In this article we will learn how to integrate a neural network in the SBC. We will create a 3-layer neural network to approximate the function sin(x).
The process is divided into two parts: 1. training the network, which will be done on the PC and; 2. running the network, which will be done in the SBC.
Part 1. Neural Network training
For this part we will use Jupyter notebooks, with the Keras, Numpy and Pylab libraries.
Step 1. Import necessary libraries
Step 2. Create the training dataset
Our dataset consists of 10000 random numbers in the range 0 – 2*pi as input X and their corresponding sin function as input Y. Note that we have adjusted the range of Y to range from 0 to 1.
Step 3. Create the neural network
To create the neural network, we create a model object and add 3 layers to it. This is done through the API provided by the Keras library.
The number of neurons will be 32 for the first layer, 32 for the middle layer, and 1 for the output.
We will use the relu and sigmoid activations.
The optimizer used is Adam and the error function MSE.
The number of network parameters is 1153.
Step 4. Training
When training, the neural network uses the dataset to adjust its parameters in such a way that the error is minimized.
In this case, we passed the entire dataset through the network 10 times, in 32-sample batches.

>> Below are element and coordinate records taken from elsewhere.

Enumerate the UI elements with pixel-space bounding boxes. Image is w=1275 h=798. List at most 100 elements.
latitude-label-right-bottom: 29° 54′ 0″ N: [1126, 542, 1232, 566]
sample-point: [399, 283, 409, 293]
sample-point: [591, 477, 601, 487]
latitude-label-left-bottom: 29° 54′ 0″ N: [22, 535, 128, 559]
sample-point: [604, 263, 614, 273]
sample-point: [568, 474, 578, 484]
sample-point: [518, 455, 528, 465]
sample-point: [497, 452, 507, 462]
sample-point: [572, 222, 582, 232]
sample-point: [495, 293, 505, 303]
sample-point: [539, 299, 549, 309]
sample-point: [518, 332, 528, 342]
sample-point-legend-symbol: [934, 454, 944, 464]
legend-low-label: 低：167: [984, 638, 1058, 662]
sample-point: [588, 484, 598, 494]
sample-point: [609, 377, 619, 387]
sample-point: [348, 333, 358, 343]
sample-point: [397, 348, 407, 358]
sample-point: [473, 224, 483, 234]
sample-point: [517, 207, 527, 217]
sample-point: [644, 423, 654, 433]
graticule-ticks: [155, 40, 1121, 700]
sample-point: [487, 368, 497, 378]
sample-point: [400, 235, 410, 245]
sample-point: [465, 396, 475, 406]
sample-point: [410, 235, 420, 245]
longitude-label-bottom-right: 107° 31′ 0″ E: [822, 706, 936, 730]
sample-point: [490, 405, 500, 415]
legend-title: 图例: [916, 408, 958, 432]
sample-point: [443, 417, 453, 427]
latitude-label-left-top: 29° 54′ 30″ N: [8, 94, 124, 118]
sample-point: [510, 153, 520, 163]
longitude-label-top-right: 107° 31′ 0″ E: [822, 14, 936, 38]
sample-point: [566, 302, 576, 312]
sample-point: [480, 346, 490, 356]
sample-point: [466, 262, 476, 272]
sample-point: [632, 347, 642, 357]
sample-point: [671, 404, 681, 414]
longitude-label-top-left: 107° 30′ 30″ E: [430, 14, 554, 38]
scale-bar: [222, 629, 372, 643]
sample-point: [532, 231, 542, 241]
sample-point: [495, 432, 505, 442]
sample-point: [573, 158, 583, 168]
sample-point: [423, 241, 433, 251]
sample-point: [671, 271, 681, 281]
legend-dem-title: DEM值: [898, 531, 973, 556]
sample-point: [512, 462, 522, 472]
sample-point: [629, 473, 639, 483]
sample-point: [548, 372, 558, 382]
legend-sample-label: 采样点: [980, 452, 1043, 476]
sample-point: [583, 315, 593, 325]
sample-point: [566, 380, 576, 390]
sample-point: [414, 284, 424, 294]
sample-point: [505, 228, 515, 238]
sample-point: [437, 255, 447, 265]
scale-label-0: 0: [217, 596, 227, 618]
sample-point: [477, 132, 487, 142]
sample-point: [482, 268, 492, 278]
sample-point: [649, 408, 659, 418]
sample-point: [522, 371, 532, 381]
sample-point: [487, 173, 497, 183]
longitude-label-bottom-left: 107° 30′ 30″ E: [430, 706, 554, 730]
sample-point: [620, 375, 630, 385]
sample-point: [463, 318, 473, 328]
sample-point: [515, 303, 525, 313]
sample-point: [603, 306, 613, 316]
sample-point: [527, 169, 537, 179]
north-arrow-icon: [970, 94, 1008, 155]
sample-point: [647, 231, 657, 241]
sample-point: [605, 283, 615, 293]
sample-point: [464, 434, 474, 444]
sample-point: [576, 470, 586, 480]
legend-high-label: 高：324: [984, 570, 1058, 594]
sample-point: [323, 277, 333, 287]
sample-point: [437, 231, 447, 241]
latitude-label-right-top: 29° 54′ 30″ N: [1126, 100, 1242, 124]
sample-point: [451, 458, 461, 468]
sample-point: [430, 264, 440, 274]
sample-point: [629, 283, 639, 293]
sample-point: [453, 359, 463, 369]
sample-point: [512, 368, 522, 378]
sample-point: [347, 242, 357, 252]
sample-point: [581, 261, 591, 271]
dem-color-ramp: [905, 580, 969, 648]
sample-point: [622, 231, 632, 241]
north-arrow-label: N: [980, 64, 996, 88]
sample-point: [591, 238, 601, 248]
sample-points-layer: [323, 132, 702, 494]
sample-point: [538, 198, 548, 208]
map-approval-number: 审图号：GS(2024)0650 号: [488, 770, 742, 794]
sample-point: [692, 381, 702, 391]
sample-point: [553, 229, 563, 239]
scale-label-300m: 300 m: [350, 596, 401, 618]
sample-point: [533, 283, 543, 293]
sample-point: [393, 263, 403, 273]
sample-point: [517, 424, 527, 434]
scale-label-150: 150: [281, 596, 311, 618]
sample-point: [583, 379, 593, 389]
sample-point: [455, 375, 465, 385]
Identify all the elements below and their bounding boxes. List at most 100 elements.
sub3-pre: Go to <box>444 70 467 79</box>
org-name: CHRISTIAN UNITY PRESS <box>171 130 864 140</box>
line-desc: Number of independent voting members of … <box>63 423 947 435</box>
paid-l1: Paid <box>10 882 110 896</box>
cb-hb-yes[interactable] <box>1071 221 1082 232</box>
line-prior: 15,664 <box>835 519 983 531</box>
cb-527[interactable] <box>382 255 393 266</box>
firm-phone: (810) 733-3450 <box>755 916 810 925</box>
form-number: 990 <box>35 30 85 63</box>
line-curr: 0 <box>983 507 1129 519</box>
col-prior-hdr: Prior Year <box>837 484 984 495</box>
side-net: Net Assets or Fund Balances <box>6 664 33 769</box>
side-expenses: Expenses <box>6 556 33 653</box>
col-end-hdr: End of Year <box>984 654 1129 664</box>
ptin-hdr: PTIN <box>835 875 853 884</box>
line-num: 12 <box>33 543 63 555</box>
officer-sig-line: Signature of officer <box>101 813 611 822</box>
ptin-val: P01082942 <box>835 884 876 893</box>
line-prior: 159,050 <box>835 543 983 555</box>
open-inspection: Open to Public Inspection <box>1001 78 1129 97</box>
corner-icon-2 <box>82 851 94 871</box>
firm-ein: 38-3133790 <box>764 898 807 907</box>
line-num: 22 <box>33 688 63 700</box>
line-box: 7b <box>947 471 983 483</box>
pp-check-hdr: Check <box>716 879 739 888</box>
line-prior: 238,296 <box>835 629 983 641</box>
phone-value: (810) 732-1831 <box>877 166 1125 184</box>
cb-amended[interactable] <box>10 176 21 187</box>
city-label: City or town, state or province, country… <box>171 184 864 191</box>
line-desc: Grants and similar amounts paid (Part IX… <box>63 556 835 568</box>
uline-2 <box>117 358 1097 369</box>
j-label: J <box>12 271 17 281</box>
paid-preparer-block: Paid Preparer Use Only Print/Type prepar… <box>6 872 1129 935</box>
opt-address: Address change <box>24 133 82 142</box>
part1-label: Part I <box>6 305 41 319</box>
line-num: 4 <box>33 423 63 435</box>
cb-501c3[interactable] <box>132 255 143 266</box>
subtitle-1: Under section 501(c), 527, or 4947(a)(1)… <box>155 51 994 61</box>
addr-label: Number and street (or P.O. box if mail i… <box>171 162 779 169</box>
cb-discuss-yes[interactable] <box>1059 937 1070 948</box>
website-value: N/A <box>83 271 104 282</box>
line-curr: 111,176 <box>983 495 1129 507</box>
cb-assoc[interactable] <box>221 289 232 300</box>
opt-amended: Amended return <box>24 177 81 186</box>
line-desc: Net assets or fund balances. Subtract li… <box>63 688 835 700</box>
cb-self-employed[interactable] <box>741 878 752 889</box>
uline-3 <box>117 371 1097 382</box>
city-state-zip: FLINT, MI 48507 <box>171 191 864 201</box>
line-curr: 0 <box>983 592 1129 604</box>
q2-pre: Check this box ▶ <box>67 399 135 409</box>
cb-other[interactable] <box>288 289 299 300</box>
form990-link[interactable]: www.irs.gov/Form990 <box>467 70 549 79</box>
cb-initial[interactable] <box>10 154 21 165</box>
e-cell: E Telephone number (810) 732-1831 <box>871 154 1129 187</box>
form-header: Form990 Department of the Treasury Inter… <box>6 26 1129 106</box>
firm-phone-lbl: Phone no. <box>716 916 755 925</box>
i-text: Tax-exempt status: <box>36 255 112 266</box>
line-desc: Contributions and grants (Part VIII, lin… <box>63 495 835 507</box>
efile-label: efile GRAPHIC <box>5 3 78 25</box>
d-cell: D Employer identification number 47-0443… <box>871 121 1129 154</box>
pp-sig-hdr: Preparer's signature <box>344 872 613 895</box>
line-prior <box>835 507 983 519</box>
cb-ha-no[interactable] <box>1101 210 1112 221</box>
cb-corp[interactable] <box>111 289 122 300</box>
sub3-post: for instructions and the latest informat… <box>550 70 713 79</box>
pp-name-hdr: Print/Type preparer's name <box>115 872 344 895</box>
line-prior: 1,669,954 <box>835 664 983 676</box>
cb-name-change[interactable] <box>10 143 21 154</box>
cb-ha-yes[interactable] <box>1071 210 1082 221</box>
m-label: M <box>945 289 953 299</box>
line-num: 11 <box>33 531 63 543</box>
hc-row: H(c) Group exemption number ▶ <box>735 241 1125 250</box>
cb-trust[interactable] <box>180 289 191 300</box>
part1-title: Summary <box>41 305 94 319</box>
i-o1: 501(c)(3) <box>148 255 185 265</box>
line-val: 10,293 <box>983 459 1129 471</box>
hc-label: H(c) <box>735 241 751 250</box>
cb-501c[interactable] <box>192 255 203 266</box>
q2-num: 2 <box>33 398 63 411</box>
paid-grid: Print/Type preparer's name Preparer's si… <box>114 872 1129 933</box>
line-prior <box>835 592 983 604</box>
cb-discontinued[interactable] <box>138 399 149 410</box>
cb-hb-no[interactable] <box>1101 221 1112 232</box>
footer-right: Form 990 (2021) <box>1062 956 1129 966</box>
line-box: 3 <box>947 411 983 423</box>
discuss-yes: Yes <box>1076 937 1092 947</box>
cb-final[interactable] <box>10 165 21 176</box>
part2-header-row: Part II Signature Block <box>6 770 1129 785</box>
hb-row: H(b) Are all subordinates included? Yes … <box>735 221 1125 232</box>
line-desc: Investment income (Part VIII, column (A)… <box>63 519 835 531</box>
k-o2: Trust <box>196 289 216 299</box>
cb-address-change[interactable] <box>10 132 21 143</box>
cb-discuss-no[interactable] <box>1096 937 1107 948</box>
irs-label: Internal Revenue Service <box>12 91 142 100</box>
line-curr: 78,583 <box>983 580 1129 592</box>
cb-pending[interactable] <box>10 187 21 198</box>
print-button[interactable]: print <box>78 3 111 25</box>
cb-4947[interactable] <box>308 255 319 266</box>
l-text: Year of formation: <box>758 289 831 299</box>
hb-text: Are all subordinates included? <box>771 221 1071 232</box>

As we can see, at the end of the training, the error is very small, 2.5e-5.
Step 5. Verification
Now we will test the neural network one last time and compare it to the expected values. As seen in the graph, the network approximates the sine function quite well.
Step 6. Export the data
This function allows you to export the weights of the neural network to a text file and then load it from the SBC.
Part 2. Execution on the SBC
First of all, we will review the implementation of the neural network.
The neural network is divided into 4 classes: Neural_Network, Layer, Perceptron and Activation.
Each class basically has 1 method called process that is in charge of doing all the work, as well as loading and saving methods.
The Activation class, implements the linear, relu, sigmoid, and tanh activation functions.
The Perceptron class is responsible for performing all multiplications. Note that the vector multiplication function is implemented in ASM so as not to sacrifice performance.
ASM vs Python implementation
The vector multiplication is responsible for the most part of the CPU usage, so implementing it on ASM allows improving the library performance by a lot. In this example, a simple 100×100 vector multiplication is performed. A python implementation takes 1339 us, meanwhile, the ASM implementation only takes 28us. This is about 50x faster while preserving the same output values.
The Layer class groups a few perceptrons in parallel.
The class Neural Network stacks all the network layers.
Finally, we can review/check the use of the network.
We will copy the file with the weights to the SBC and execute the following main.py.
This code loads the network from the sine.unn file and calculates the sine of 0.123 and then displays the value obtained by the network and the real sine, as well as the calculation time in microseconds.
As we see, the output approximates the expected value with 4 decimals.
This network, with 1153 weights, required 4612(1153*4) bytes of RAM to store weights in float value and 5.8ms to process.